Tuesday, February 15, 2011

No Escape, Part Eight: "No Traveller Tells Of It, However Far He Has Been"

The search for the Ideal Place is, at bottom, a search for Home (whatever that is).  Being of a melancholy turn of mind, Edward Thomas was wont to express a longing for a missing "home" or "land" that seemed always out of reach.  But, because he was a wise and a sensitive man, Thomas knew that he was kidding himself.  The Ideal Place -- the Home we long for -- is a chimera.  And the old saw (traceable to Socrates via Montaigne) beckons:  "wherever you go, there you are."

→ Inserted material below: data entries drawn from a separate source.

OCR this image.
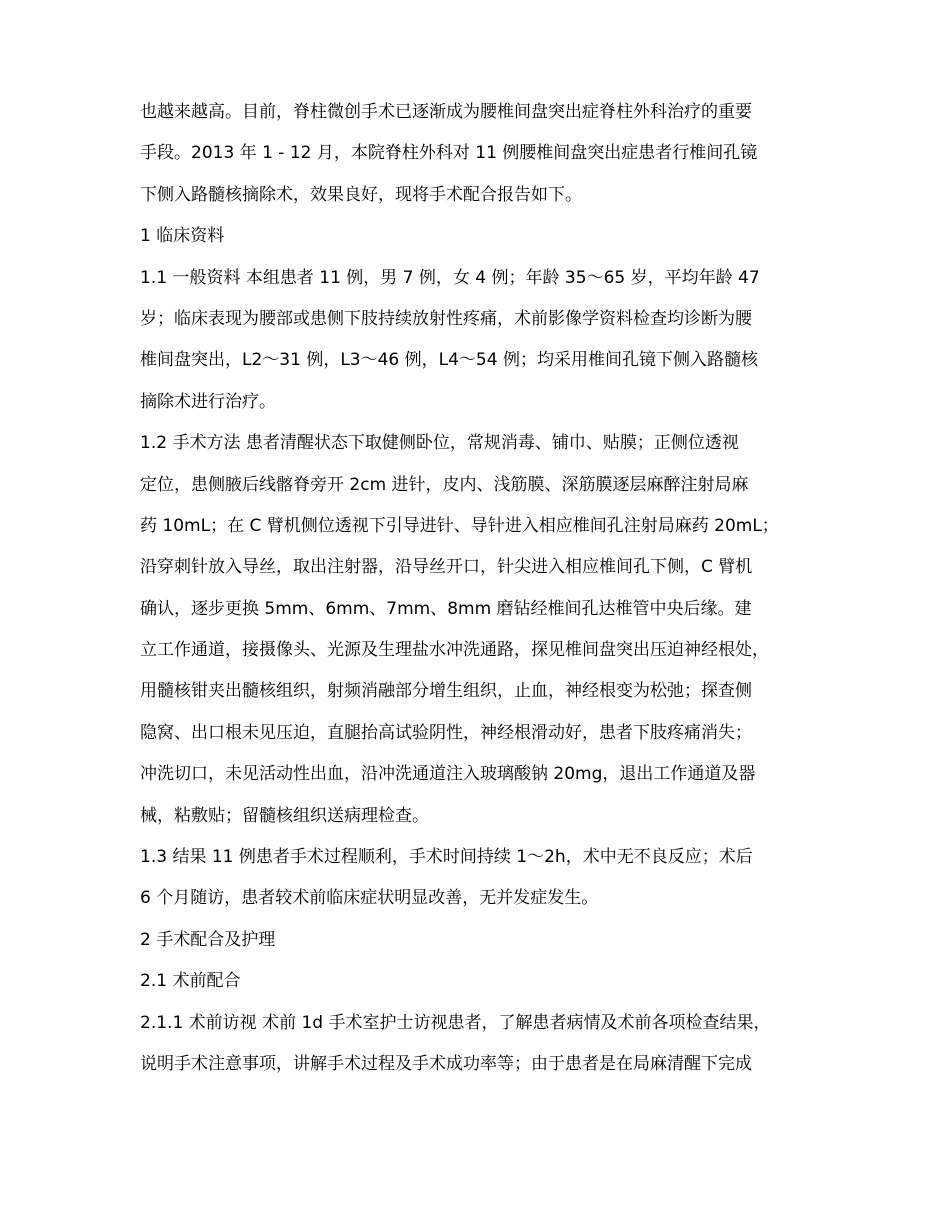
也越来越高。目前，脊柱微创手术已逐渐成为腰椎间盘突出症脊柱外科治疗的重要
手段。2013 年 1 - 12 月，本院脊柱外科对 11 例腰椎间盘突出症患者行椎间孔镜
下侧入路髓核摘除术，效果良好，现将手术配合报告如下。
1 临床资料
1.1 一般资料 本组患者 11 例，男 7 例，女 4 例；年龄 35～65 岁，平均年龄 47
岁；临床表现为腰部或患侧下肢持续放射性疼痛，术前影像学资料检查均诊断为腰
椎间盘突出，L2～31 例，L3～46 例，L4～54 例；均采用椎间孔镜下侧入路髓核
摘除术进行治疗。
1.2 手术方法 患者清醒状态下取健侧卧位，常规消毒、铺巾、贴膜；正侧位透视
定位，患侧腋后线髂脊旁开 2cm 进针，皮内、浅筋膜、深筋膜逐层麻醉注射局麻
药 10mL；在 C 臂机侧位透视下引导进针、导针进入相应椎间孔注射局麻药 20mL；
沿穿刺针放入导丝，取出注射器，沿导丝开口，针尖进入相应椎间孔下侧，C 臂机
确认，逐步更换 5mm、6mm、7mm、8mm 磨钻经椎间孔达椎管中央后缘。建
立工作通道，接摄像头、光源及生理盐水冲洗通路，探见椎间盘突出压迫神经根处，
用髓核钳夹出髓核组织，射频消融部分增生组织，止血，神经根变为松弛；探查侧
隐窝、出口根未见压迫，直腿抬高试验阴性，神经根滑动好，患者下肢疼痛消失；
冲洗切口，未见活动性出血，沿冲洗通道注入玻璃酸钠 20mg，退出工作通道及器
械，粘敷贴；留髓核组织送病理检查。
1.3 结果 11 例患者手术过程顺利，手术时间持续 1～2h，术中无不良反应；术后
6 个月随访，患者较术前临床症状明显改善，无并发症发生。
2 手术配合及护理
2.1 术前配合
2.1.1 术前访视 术前 1d 手术室护士访视患者，了解患者病情及术前各项检查结果，
说明手术注意事项，讲解手术过程及手术成功率等；由于患者是在局麻清醒下完成
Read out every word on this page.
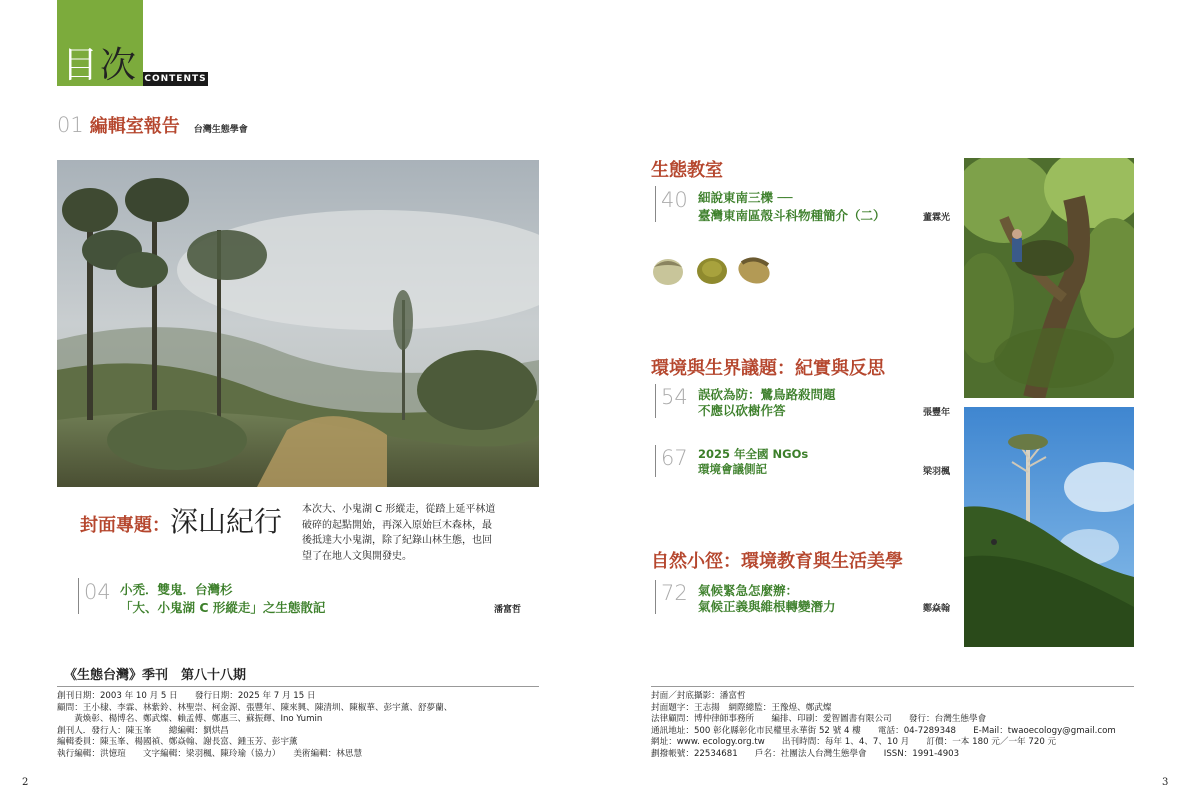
目次 CONTENTS
01 編輯室報告 台灣生態學會
封面專題： 深山紀行 本次大、小鬼湖 C 形縱走，從踏上延平林道
破碎的起點開始，再深入原始巨木森林，最
後抵達大小鬼湖，除了紀錄山林生態，也回
望了在地人文與開發史。
04 小禿．雙鬼．台灣杉
「大、小鬼湖 C 形縱走」之生態散記	潘富哲
生態教室
40 細說東南三櫟 ──
臺灣東南區殼斗科物種簡介（二）	董霖光
環境與生界議題：紀實與反思
54 誤砍為防：鷺鳥路殺問題
不應以砍樹作答	張豐年
67 2025 年全國 NGOs
環境會議側記	梁羽楓
自然小徑：環境教育與生活美學
72 氣候緊急怎麼辦：
氣候正義與維根轉變潛力	鄭焱翰
《生態台灣》季刊　第八十八期
創刊日期：2003 年 10 月 5 日　　發行日期：2025 年 7 月 15 日
顧問：王小棣、李霖、林紫鈴、林聖崇、柯金源、張豐年、陳來興、陳清圳、陳椒華、彭宇薰、舒夢蘭、
　　黃煥彰、楊博名、鄭武燦、賴孟傅、鄭惠三、蘇振輝、Ino Yumin
創刊人．發行人：陳玉峯　　總編輯：劉烘昌
編輯委員：陳玉峯、楊國禎、鄭焱翰、謝長富、鍾玉芳、彭宇薰
執行編輯：洪憶瑄　　文字編輯：梁羽楓、陳玲瑜（協力）　　美術編輯：林思慧
封面／封底攝影：潘富哲
封面題字：王志揚　網際總監：王豫煌、鄭武燦
法律顧問：博仲律師事務所　　編排、印刷：愛智圖書有限公司　　發行：台灣生態學會
通訊地址：500 彰化縣彰化市民權里永華街 52 號 4 樓　　電話：04-7289348　　E-Mail：twaoecology@gmail.com
網址：www. ecology.org.tw　　出刊時間：每年 1、4、7、10 月　　訂價：一本 180 元／一年 720 元
劃撥帳號：22534681　　戶名：社團法人台灣生態學會　　ISSN：1991-4903
2	3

Not the end: but there's nothing more.
Sweet Summer and Winter rude
I have loved, and friendship and love,
The crowd and solitude:

But I know them: I weary not;
But all that they mean I know.
I would go back again home
Now.  Yet how should I go?

This is my grief.  That land,
My home, I have never seen;
No traveller tells of it,
However far he has been.

And could I discover it,
I fear my happiness there,
Or my pain, might be dreams of return
Here, to these things that were.

Remembering ills, though slight
Yet irremediable,
Brings a worse, an impurer pang
Than remembering what was well.

No: I cannot go back,
And would not if I could.
Until blindness come, I must wait
And blink at what is not good.

                                 Richard Eurich, "Seabound" (1984)


zmkc said...

Chimera is one of my favourite words, not that I get a chance to use it in daily conversation very often

Stephen Pentz said...

I like the fact that it has evolved from a mythological beast into our current usage. As always, thanks for looking in, zmkc.